Coconut rice and red beans recipe with Primary Beans Sangre de Toro beans

This classic Caribbean-inspired rice and beans dish has stood the test of time. We first tried it while visiting the Caribbean coast in Costa Rica and fell in love with its simplicity, subtle richness, and versatility. (Here, we upped the typical ratio of beans to rice so it's closer to 50:50, based on personal preference.) Serve simply with lime or top with grilled fish or chicken, fried egg, pickled vegetables, your favorite hot sauce– the possibilities are endless.

Featured bean: Sangre de Toro

Other beans to try: Speckled Bayo, Southwest Gold

Take 'em from dried to cooked with our guide

Print recipe here


What you’ll need

  • 1 tbsp vegetable oil
  • 3 cloves garlic, thinly sliced
  • 2 scallions, thinly sliced
  • 4 cups cooked Primary Beans Sangre de Toro beans
  • 1 sprig fresh thyme
  • 1-½ cups unsweetened coconut milk (stirred to emulsify the cream)
  • ¼ tsp allspice 
  • 1 whole Scotch bonnet chili (pierced with a knife)
  • 2 cups long grain white rice
  • Coarse salt and black pepper
  • Lime and sliced scallions, for serving



Heat oil in a large saucepan over medium-low and then stir in garlic and scallions and cook, stirring, until softened, 3 minutes. Add cooked beans, thyme, coconut milk, allspice, and whole chili. Bring to a simmer. Cook until coconut milk is reduced and thickened, about 5-7 minutes, stirring frequently.

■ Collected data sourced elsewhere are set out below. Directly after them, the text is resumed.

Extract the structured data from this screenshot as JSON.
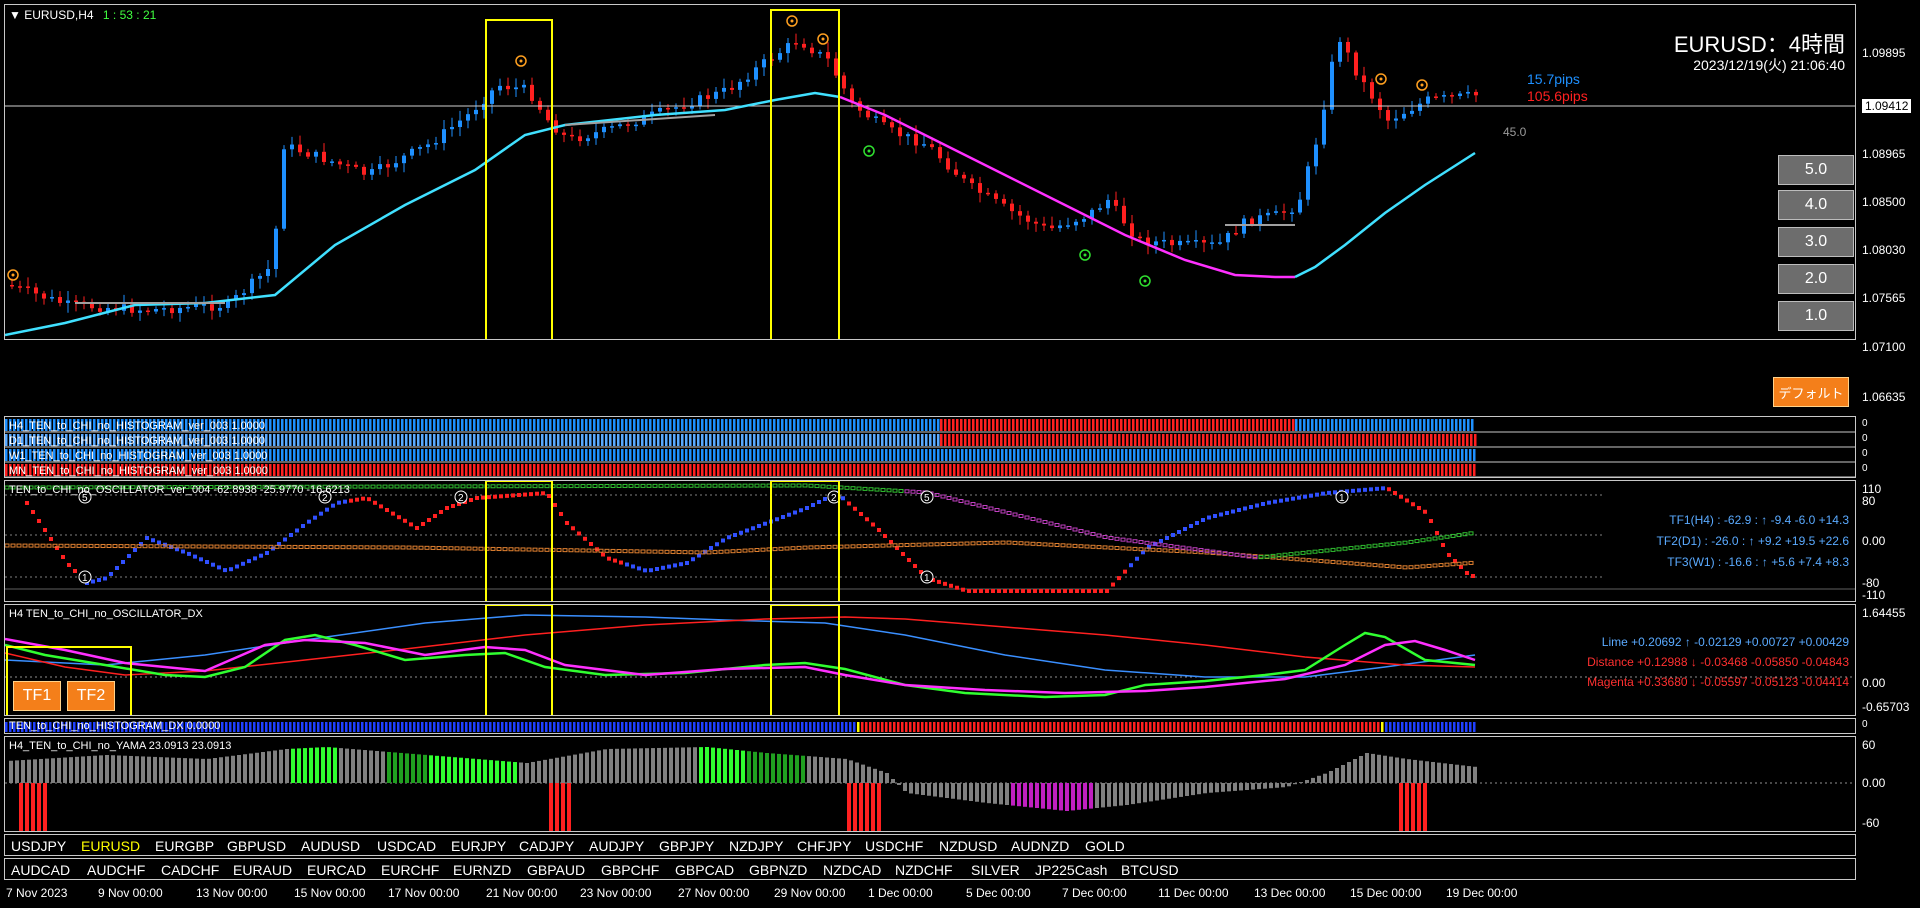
{
  "chart_header": {
    "symbol": "EURUSD,H4",
    "countdown": "1 : 53 : 21"
  },
  "overlay": {
    "title": "EURUSD：4時間",
    "datetime": "2023/12/19(火) 21:06:40",
    "pips1": "15.7pips",
    "pips2": "105.6pips",
    "label_45": "45.0"
  },
  "price_axis": [
    "1.09895",
    "1.09412",
    "1.08965",
    "1.08500",
    "1.08030",
    "1.07565",
    "1.07100",
    "1.06635"
  ],
  "current_price": "1.09412",
  "period_buttons": [
    "5.0",
    "4.0",
    "3.0",
    "2.0",
    "1.0"
  ],
  "default_button": "デフォルト",
  "histo_panels": [
    "H4_TEN_to_CHI_no_HISTOGRAM_ver_003 1.0000",
    "D1_TEN_to_CHI_no_HISTOGRAM_ver_003 1.0000",
    "W1_TEN_to_CHI_no_HISTOGRAM_ver_003 1.0000",
    "MN_TEN_to_CHI_no_HISTOGRAM_ver_003 1.0000"
  ],
  "histo_axis": [
    "0",
    "0",
    "0",
    "0"
  ],
  "osc": {
    "title": "TEN_to_CHI_no_OSCILLATOR_ver_004 -62.8938 -25.9770 -16.6213",
    "axis": [
      "110",
      "80",
      "0.00",
      "-80",
      "-110"
    ],
    "rows": [
      "TF1(H4) : -62.9 : ↑ -9.4 -6.0 +14.3",
      "TF2(D1) : -26.0 : ↑ +9.2 +19.5 +22.6",
      "TF3(W1) : -16.6 : ↑ +5.6 +7.4 +8.3"
    ]
  },
  "dx": {
    "title": "H4 TEN_to_CHI_no_OSCILLATOR_DX",
    "axis": [
      "1.64455",
      "0.00",
      "-0.65703"
    ],
    "rows": [
      "Lime +0.20692 ↑ -0.02129 +0.00727 +0.00429",
      "Distance +0.12988 ↓ -0.03468 -0.05850 -0.04843",
      "Magenta +0.33680 ↓ -0.05597 -0.05123 -0.04414"
    ],
    "buttons": [
      "TF1",
      "TF2"
    ]
  },
  "histo_dx": {
    "title": "TEN_to_CHI_no_HISTOGRAM_DX 0.0000",
    "axis": "0"
  },
  "yama": {
    "title": "H4_TEN_to_CHI_no_YAMA 23.0913 23.0913",
    "axis": [
      "60",
      "0.00",
      "-60"
    ]
  },
  "symbols_row1": [
    "USDJPY",
    "EURUSD",
    "EURGBP",
    "GBPUSD",
    "AUDUSD",
    "USDCAD",
    "EURJPY",
    "CADJPY",
    "AUDJPY",
    "GBPJPY",
    "NZDJPY",
    "CHFJPY",
    "USDCHF",
    "NZDUSD",
    "AUDNZD",
    "GOLD"
  ],
  "symbols_row2": [
    "AUDCAD",
    "AUDCHF",
    "CADCHF",
    "EURAUD",
    "EURCAD",
    "EURCHF",
    "EURNZD",
    "GBPAUD",
    "GBPCHF",
    "GBPCAD",
    "GBPNZD",
    "NZDCAD",
    "NZDCHF",
    "SILVER",
    "JP225Cash",
    "BTCUSD"
  ],
  "active_symbol": "EURUSD",
  "time_axis": [
    "7 Nov 2023",
    "9 Nov 00:00",
    "13 Nov 00:00",
    "15 Nov 00:00",
    "17 Nov 00:00",
    "21 Nov 00:00",
    "23 Nov 00:00",
    "27 Nov 00:00",
    "29 Nov 00:00",
    "1 Dec 00:00",
    "5 Dec 00:00",
    "7 Dec 00:00",
    "11 Dec 00:00",
    "13 Dec 00:00",
    "15 Dec 00:00",
    "19 Dec 00:00"
  ],
  "colors": {
    "bull": "#1e90ff",
    "bear": "#ff2020",
    "ma_fast": "#40e0ff",
    "ma_slow": "#ff30ff",
    "highlight": "#ffff00",
    "button_orange": "#f47f1a"
  }
}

Rinse rice in a sieve under cold water until the water runs clear.

Stir rice and 2 cups water into the pan and bring to a simmer. Cover the pan, reduce the heat to low, and cook, undisturbed, until rice is tender, about 20 minutes. Remove chili and thyme, fluff rice with fork, and season with salt and pepper. Serve with lime wedges and any other toppings you desire.